Usually, however, if you are hosting something like Excel, you need to automate the document (to load, save, or print it, invoke automation commands, etc). The WebBrowser control does not give you much access to the document-related automation classes. (For information on the Office automation classes, check out the vast Office Development documentation in the SDK.) For this level of control, you need a better Active Document Container. Unfortunately, Microsoft has not released any such “supported” container. It would be great if they could put out a managed control that could serve as an Active Document Container. But so far, the only thing they offer is an “unsupported” container in the form of an ActiveX control called DSO Framer control.

The DSO Framer control was produced a few years back by the good folks in Microsoft Developer Support. Although their name says it (“Support”, that is), they don’t do it (“Support”, that is) for this control. The DSO Framer control (along with its source code… yes, you get the full source) is provided “as is”. Microsoft doesn’t support it and Dr. WPF doesn’t support it either… However, we both use it!

My sample of WPF hosting Word (illustrated above and available for download) is indeed built using the DSO Framer control. It is an extremely simple implementation of a WPF application hosting an ActiveX control. In this case, that ActiveX control just happens to be an Active Document Container.

NOTE: I could not get the most recent version of the DSO Framer control (compiled as a 32-bit control) to run on my 64-bit Vista box. It runs well on my 32-bit Vista installation.

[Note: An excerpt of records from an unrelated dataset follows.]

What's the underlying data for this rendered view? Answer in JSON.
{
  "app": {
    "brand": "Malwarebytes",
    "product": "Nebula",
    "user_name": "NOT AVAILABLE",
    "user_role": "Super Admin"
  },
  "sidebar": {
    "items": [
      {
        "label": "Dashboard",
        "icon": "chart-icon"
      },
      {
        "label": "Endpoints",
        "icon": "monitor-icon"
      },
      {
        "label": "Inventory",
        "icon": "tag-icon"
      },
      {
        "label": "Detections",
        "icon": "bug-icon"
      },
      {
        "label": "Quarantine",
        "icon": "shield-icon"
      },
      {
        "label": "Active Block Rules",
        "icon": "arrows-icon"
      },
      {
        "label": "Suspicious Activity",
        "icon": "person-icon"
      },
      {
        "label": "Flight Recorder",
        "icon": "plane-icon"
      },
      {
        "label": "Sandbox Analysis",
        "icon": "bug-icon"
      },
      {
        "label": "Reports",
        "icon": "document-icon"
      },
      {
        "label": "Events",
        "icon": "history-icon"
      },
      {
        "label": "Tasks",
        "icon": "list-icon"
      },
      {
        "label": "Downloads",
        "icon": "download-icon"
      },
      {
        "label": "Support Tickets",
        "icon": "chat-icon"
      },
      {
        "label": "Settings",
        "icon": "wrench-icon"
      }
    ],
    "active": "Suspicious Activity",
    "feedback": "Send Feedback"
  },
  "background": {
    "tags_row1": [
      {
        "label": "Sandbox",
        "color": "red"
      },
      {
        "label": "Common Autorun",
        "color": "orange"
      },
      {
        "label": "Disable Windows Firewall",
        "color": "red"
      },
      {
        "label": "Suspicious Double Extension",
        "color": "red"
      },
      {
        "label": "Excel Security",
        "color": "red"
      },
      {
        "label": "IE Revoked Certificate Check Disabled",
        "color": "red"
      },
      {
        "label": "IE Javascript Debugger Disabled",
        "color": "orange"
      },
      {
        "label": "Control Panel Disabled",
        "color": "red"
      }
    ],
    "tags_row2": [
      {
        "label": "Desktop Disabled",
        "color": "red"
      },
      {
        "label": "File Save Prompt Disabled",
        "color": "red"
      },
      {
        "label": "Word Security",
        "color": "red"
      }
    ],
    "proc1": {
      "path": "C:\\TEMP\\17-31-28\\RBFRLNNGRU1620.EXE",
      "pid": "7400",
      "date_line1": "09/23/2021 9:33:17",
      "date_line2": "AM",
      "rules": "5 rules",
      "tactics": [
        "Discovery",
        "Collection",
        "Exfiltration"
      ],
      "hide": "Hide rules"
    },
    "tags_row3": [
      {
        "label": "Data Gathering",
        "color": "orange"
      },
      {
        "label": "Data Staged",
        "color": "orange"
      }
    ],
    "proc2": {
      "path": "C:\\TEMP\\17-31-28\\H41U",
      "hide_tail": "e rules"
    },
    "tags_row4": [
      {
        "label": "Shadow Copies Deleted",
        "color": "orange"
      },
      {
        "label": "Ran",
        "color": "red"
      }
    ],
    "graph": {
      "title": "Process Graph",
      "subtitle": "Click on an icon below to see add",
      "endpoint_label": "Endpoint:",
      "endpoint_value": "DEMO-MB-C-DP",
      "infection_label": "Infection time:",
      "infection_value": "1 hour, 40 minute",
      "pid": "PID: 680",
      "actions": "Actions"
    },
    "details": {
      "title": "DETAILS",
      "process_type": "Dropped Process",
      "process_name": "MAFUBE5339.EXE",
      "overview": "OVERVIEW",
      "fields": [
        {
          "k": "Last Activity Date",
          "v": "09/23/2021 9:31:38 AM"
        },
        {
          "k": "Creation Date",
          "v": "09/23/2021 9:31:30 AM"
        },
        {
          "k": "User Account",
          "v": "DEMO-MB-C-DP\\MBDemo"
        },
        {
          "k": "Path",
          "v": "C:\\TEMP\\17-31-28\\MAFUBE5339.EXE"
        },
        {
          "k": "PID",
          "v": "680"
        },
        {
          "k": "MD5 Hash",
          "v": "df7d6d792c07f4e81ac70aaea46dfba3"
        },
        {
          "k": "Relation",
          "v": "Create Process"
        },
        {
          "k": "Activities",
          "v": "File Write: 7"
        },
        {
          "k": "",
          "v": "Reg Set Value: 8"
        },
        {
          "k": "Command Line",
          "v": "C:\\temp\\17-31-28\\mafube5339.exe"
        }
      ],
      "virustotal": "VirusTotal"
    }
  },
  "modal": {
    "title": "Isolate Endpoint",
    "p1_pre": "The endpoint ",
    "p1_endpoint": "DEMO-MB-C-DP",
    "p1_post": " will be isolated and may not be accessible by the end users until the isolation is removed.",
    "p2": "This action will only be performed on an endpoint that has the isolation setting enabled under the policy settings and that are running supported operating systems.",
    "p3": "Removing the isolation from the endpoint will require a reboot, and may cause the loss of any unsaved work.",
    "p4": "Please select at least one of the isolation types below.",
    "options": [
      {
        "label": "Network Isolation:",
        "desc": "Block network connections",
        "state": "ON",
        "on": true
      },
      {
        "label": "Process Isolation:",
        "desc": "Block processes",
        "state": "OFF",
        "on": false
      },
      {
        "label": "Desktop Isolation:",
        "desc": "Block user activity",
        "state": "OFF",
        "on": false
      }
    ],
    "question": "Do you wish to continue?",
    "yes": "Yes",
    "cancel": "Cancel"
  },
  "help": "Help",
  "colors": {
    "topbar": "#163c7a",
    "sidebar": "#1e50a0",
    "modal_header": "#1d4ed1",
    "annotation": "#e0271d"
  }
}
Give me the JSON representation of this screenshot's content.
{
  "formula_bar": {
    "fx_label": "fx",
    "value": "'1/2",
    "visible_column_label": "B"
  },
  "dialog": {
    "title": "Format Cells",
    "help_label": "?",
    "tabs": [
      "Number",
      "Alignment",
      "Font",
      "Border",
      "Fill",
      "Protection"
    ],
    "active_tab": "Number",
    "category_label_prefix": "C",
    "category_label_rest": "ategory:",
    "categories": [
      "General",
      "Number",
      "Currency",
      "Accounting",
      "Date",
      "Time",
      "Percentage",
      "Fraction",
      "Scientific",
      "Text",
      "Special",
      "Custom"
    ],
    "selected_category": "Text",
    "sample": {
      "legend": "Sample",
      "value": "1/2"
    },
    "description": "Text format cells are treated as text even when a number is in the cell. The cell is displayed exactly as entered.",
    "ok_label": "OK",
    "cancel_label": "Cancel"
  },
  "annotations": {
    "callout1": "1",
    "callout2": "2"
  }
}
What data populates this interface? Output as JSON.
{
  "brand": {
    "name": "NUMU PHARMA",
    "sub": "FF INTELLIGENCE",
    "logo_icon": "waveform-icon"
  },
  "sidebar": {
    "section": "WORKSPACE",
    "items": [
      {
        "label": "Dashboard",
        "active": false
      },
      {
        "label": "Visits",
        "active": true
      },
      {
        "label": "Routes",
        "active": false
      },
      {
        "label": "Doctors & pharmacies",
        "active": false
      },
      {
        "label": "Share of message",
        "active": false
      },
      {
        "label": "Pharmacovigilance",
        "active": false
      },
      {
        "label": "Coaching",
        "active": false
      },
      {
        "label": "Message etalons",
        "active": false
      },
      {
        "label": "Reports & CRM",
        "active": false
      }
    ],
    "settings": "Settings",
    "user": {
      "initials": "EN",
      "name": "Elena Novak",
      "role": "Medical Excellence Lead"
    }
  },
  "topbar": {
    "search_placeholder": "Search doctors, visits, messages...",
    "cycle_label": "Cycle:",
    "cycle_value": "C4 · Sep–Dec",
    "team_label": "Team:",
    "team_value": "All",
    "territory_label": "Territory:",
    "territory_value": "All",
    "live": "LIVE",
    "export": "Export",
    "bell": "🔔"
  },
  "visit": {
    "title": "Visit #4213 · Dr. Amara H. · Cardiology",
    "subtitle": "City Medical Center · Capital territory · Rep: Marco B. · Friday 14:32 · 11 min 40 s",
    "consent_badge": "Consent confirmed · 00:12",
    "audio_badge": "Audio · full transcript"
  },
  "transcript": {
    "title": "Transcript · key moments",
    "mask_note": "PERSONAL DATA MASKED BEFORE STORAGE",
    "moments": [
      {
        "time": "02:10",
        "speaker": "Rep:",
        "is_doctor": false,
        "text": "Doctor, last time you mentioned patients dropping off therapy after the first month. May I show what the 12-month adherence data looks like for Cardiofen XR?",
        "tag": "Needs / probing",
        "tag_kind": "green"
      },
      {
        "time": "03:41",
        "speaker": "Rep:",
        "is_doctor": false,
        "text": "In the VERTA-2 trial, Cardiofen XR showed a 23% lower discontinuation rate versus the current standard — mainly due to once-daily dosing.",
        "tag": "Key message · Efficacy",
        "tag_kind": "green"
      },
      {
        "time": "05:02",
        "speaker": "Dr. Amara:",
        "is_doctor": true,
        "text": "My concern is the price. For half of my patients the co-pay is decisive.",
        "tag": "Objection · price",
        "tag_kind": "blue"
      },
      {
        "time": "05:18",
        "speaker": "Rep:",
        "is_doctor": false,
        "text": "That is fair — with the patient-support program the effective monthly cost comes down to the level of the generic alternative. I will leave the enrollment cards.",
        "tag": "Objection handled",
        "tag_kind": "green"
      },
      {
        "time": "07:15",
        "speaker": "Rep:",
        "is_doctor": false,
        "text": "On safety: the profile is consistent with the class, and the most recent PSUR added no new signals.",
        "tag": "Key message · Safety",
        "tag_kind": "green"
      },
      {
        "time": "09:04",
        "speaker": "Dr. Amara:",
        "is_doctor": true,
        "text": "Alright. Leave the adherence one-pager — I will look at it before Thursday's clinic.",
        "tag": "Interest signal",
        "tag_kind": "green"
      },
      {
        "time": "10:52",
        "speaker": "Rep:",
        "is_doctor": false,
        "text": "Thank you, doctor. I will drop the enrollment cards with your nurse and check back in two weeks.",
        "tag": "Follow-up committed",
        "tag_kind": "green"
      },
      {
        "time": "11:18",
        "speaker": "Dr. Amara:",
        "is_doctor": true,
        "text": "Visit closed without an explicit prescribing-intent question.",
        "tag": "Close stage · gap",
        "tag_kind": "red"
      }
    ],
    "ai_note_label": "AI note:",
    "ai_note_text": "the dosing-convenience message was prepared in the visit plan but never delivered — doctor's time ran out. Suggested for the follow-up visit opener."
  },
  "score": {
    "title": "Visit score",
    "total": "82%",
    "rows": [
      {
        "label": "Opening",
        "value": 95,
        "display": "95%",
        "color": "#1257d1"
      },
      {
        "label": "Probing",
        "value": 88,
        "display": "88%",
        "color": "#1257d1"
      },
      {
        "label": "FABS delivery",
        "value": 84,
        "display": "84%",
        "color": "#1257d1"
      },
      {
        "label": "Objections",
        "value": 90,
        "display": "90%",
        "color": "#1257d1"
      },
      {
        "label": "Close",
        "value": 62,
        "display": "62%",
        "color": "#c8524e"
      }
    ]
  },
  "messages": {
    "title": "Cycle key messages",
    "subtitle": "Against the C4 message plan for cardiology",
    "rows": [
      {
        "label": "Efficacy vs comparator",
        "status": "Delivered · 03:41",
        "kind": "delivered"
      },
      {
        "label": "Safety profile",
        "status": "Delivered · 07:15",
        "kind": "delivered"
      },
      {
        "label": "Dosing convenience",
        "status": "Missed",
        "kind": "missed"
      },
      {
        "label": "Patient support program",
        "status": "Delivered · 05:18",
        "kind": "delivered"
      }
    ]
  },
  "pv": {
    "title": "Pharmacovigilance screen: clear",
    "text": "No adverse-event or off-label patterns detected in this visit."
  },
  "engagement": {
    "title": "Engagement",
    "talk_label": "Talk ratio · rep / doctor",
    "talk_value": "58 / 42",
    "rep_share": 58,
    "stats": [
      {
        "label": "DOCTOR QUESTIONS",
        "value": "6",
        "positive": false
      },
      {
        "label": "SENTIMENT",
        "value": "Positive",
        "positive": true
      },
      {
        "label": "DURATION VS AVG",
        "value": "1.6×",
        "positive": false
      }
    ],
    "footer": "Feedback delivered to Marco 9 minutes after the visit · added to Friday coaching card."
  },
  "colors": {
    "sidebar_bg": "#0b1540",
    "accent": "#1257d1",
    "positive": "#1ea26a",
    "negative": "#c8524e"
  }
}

On my x64 machine, the application complains that the control is not registered, even though I can verify and instantiate an instance just fine in OleView. Not sure if this is a problem with the control or a configuration problem on my machine. If others encounter the same problem, I’d love to hear about it. Maybe someone in Microsoft Developer Support could try to reproduce this failure and look into a fix (hint, hint)… Oh yeah… it’s not a supported control. Maybe if I say “pretty please”.

FIX: Several people have advised that compiling the WPF application to specifically target the x86 platform (rather than “Any CPU”) fixes the above load issue on x64.  Thanks to all for this fix!  😀

Anyway, I hope you find this information and sample helpful!